SaFi Bank Space : DLQ Management & Error Handling in Kafka



General approach for Kafka error handling

Typically there are two types of errors when we are dealing with Kafka message consuming. They are Transient Error and Non-Transient Error

  • Transient Error is the type of error which we can do retry on the consumer side when it occurs. For example if the database is temporarily unavailable, this would be a Transient error as when the database becomes available again the message will be processed successfully.

  • Non-Transient Error is the type of error which is unlikely to be successfully handled even we do the automatic retry at a later time. For example, if the message cannot be deserialized by the consumer, attempts to retry processing will not be successful.

There will be different steps to take for these two types of error

  • For Transient Errors, we could first retry it for a pre-configured times and if it succeed after the retry, this is considered as a successful processing for the message. And if it still fails after we do all the retries, we could consider it as a Non-Transient Error and it can be sent to a pre-defined DLQ topic for further investigation.

  • For Non-Transient Errors, if we think it needs to be recorded and investigated later, we should send it to a pre-defined DLQ topic and then current consumer can continue to process new messages.

The general step can be showed like this:

What is DLQ ?

Dead Letter Queues (DLQs) are an error handling mechanism for Kafka. In cases messages that cannot be handled correctly by a consumer when read from a topic are instead sent to another topic, the DLQ, for further investigation and recovery.
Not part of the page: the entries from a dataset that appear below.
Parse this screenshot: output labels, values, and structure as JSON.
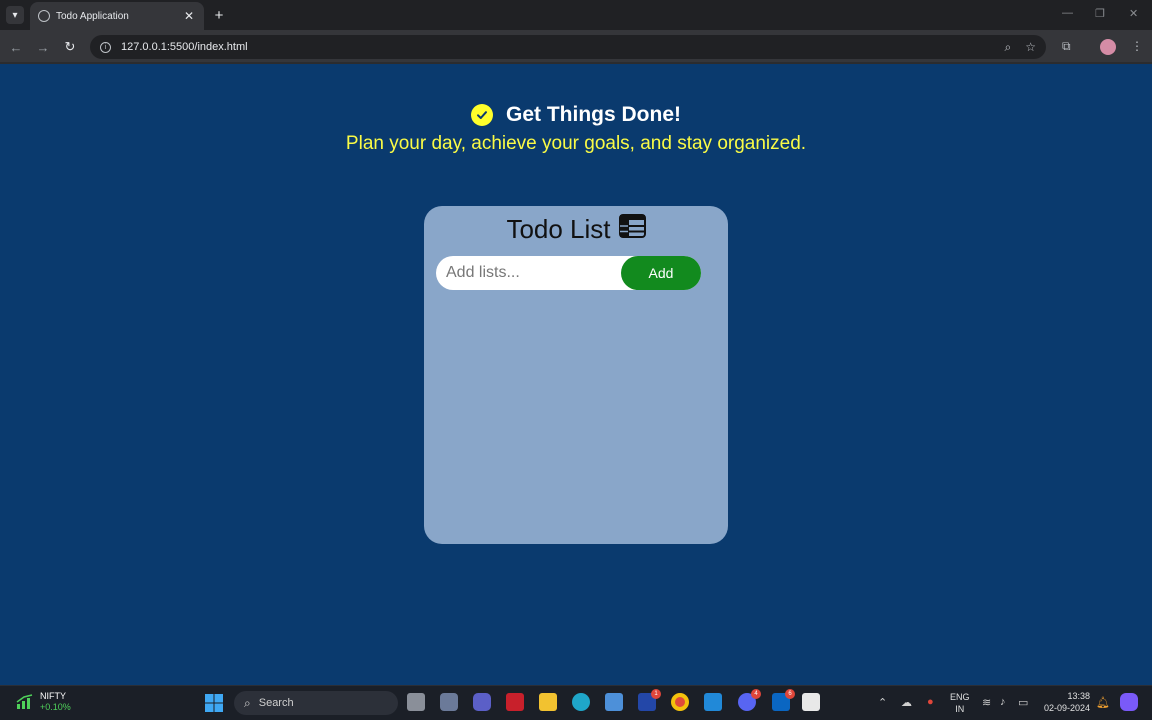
{
  "browser": {
    "tab_title": "Todo Application",
    "tab_close": "✕",
    "new_tab": "+",
    "url": "127.0.0.1:5500/index.html"
  },
  "page": {
    "heading": "Get Things Done!",
    "subheading": "Plan your day, achieve your goals, and stay organized.",
    "card_title": "Todo List",
    "input_placeholder": "Add lists...",
    "add_label": "Add"
  },
  "taskbar": {
    "ticker_name": "NIFTY",
    "ticker_change": "+0.10%",
    "search_label": "Search",
    "lang_1": "ENG",
    "lang_2": "IN",
    "time": "13:38",
    "date": "02-09-2024",
    "badges": {
      "office": "1",
      "discord": "4",
      "linkedin": "6"
    }
  },
  "colors": {
    "page_bg": "#0a3a6e",
    "card_bg": "#89a6c9",
    "add_button": "#128a1e",
    "accent_yellow": "#fafb46"
  }
}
This ensures that subsequent messages on the original topic can continue to be processed, while any messages that cannot be processed are retained in full, i.e. there is no data loss.

Once a message has been sent to a DLQ this indicates that the standard handling of the message was not able to complete. We need to take additional steps in order to recover the original operation that was unable to complete.

When to do retry & send to DLQ

There are no fixed rules which can simply defined what kind of messages need to have retry or need to be sent to DLQ, here are some guidelines to help to do the decision:

When to do retry

For the handling logic when we do retry, we need to make sure the logic we use to process the message is idempotent, for more details on how we should do idempotency please refer to Idempotency

  1. The error is Transient Error which means it can be some error like network timeout etc. We can do retry to process the message again and it may succeed on the retry.

  2. Based on business requirement to decide whether we need retry and how many times we need to take to do the retry.

How to do retry

We can do retry on consumer side by using the https://micronaut-projects.github.io/micronaut-kafka/latest/guide/#kafkaErrors built-in retry mechanism.

When to send to DLQ

  1. The error is Non-Transient Error and the reason for this error is caused by deserialization problem such as the data is invalid for the required format(invalid Avro data or protobuf data)

  2. After retry for all the pre-defined times, if the error still exists. And based on the business scenario we do not want to loss this data(such as payment error), then we need to put this to a DLQ to have further investigation and recovery.

How to catch deserialization error

We can use https://micronaut-projects.github.io/micronaut-kafka/latest/guide/#kafkaErrors to define customized exception handler which can help us catch deserialization error and send to DLQ. Please refer to https://micronaut-projects.github.io/micronaut-kafka/latest/guide/#kafkaErrors for more details about define customized exception handling.

DLQ naming

For a message from a topic which needs to be sent to a DLQ, the DLQ should only contains the message from this topic and the naming for the DLQ should follow the same name with the original topic and followed by .dlq in the end.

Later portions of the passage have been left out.